The operation of the anchor device in operation will now be described with reference to fig. 1. directed movement of the material. The simultaneous supply of compressed air through the distribution ring 11 interacts with the water jet from the outlet 8 and causes it to turn and flow upwards and outwards along the inclined surface of the cone body 4 through zone 21 and vertically upwards through zone 22. The air that rises through the mixture of solid material and water expand approximately isothermally and produce a lofted pumping system which is effective within the limiting side walls of relatively impermeable, surrounding substrate material 30 which is undisturbed by supplied water and compressed air. As the anchor device moves downwards in the base material under the influence of its own weight, the cone body 4 will gradually be filled with base material through the holes in the plate wall of the body.

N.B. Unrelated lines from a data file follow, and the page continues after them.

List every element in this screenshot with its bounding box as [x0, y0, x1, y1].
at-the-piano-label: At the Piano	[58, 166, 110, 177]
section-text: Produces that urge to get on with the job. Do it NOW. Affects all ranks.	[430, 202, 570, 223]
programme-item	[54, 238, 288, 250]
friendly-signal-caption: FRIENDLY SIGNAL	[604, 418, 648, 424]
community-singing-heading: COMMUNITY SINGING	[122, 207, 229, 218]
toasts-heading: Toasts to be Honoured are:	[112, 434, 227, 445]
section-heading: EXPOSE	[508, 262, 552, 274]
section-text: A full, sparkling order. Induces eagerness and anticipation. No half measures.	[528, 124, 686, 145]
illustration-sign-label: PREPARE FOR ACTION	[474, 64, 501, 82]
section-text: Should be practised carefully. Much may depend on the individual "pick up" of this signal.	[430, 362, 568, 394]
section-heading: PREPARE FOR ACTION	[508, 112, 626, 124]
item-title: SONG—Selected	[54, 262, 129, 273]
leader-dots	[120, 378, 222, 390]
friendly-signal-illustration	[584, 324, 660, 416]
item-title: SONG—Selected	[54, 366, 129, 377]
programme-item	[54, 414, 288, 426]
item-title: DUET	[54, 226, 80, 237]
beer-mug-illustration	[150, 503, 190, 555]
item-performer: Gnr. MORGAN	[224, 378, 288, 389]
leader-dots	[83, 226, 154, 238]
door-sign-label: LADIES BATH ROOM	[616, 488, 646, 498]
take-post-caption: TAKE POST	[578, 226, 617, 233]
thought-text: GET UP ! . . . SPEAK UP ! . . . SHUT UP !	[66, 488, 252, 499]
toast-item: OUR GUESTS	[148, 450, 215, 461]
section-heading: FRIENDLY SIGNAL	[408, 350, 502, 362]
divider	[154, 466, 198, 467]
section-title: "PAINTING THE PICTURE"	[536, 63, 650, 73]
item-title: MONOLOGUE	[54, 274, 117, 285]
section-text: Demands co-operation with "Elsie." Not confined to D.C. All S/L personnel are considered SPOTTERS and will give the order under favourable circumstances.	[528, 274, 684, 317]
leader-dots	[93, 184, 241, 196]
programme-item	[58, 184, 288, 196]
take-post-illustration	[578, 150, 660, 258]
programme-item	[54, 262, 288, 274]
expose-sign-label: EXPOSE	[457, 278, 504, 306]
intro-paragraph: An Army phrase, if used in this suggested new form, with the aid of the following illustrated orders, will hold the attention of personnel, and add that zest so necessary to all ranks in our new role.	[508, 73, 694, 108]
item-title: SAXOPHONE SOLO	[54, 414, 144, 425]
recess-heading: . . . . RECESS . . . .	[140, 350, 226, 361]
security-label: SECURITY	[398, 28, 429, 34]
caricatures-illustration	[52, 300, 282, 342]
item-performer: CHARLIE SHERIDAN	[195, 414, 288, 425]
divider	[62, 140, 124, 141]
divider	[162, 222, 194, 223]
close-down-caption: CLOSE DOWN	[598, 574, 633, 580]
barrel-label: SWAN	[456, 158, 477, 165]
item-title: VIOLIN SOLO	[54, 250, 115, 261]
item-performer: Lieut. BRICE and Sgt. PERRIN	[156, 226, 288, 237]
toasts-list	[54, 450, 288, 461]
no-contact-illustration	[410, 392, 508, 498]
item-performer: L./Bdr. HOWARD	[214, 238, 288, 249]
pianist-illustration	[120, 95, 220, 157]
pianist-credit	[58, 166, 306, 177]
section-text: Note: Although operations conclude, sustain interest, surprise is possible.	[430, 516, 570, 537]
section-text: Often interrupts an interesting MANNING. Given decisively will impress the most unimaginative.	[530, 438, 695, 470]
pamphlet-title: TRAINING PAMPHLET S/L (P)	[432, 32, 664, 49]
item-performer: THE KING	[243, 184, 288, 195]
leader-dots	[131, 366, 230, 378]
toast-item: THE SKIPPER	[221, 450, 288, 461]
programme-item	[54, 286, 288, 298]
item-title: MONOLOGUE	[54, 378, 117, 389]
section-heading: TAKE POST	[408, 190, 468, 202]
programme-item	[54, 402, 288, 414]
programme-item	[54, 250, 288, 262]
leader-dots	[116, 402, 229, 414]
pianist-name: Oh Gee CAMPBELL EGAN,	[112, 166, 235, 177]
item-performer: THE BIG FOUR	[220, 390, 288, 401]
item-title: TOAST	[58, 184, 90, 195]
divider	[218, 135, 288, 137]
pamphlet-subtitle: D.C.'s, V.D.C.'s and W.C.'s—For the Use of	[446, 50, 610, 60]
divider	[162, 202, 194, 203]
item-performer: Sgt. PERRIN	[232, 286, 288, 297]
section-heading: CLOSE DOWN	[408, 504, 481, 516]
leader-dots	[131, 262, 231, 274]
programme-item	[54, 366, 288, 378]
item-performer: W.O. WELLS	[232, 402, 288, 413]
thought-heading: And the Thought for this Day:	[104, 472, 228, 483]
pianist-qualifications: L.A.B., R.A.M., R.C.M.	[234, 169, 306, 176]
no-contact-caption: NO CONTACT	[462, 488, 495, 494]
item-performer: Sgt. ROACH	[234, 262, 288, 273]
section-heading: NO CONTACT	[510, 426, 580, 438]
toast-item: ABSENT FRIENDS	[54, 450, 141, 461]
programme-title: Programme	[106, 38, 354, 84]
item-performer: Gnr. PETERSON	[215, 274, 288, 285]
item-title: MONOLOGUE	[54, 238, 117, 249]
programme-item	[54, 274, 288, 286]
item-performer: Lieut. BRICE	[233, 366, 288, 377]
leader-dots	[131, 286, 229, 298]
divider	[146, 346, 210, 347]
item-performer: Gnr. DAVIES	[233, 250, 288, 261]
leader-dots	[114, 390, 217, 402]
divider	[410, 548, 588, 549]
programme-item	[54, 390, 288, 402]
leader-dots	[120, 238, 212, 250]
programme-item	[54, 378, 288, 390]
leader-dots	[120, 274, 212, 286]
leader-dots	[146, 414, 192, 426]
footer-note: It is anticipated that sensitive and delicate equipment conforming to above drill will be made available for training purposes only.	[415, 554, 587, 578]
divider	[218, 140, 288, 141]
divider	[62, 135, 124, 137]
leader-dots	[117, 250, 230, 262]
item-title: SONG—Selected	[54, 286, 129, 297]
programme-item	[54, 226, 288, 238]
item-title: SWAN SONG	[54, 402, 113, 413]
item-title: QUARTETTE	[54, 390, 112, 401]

Fig. 4 shows a stabilizing liner cylinder that can be used in the initial phase of the excavation. The cylinder comprises a rudder-shaped body 40 with a wide flange area 41, which in use rests against the surface of the substrate material. The rudder body 40 is of such a diameter that the anchor device can slide freely inside this body at the same time as it is lined so that it does not deviate too much from the vertical direction. Short inwardly directed radial flange pieces 42 can be arranged immediately above the anchor device, so that the liner cylinder is supported on the anchor device's anchoring plate 1 while it is immersed in the substrate material. Application of the lining cylinder in fig. 4 is particularly desirable when the anchoring device is to be immersed in dry land and a further advantage lies in the fact that during the initial phases of the immersion loose substrate material is delimited by the inner wall surface of the casing cylinder.

The bendable water and air hoses 6 and 9 are no longer required after the desired burial has been achieved, and these hoses can be suitably recovered for further use by releasing break-couplings (not shown) arranged in the respective hoses at a location known to lie above the surface level of the substrate material when the anchor device has achieved its intended burial depth.

The actual depth of burial for the anchor device depends on whether the achieved water pressure through the bendable hose 6, the passage 7 and the outlet 8 is sufficient to overcome the total flow resistance in the liquid circuit, which means the frictional resistance in the supply lines, loss of speed at the outflow from the outlet 8 as well as the total resistance of the overlying mixture of solid material, liquid and air plus the velocity loss at the surface level of the underlying material. In a preliminary test of an anchor device carried out in accordance with fig. 1 and with • 60 cm diameter, a successful burial of this device in sandy bottom was achieved. A burial depth of 3.6 m was achieved in the course of 12 min. and a uniformly acting pulling force of 17 tonnes was required to extract the buried anchor device from the seabed.

Claims (3)

1. Self-burying anchor device that uses a driven liquid stream to fluidize the device's substrate material; . characterized in that the anchor device comprises an anchor in the form of an inverted cone (4) with an outlet (8) for said fluidizing liquid at the apex, as well as equipped with organs (10) for the supply of compressed gas and which end in a number of outlets (12) in near, but opposite said outlet (8) for fluidizing fluid; such that said fluidized substrate material is drawn upwards by the driven liquid stream and by expansion within the limits of the surrounding: substrate material which is undisturbed by said gas flowing out of the gas outlets (12), for burying the anchor. 2. Self-burying anchor device as specified in claim 1, characterized in that said inverted cone is hollow and made of perforated wall material, so that fluidized substrate material during operation of the device passes through said perforations for collection inside the cone body (4) as ballast. 3. Self-burying anchor device, as specified in claim 1 or 2, characterized in that said outlet (12) for compressed gas is arranged on a gas distribution ring (11).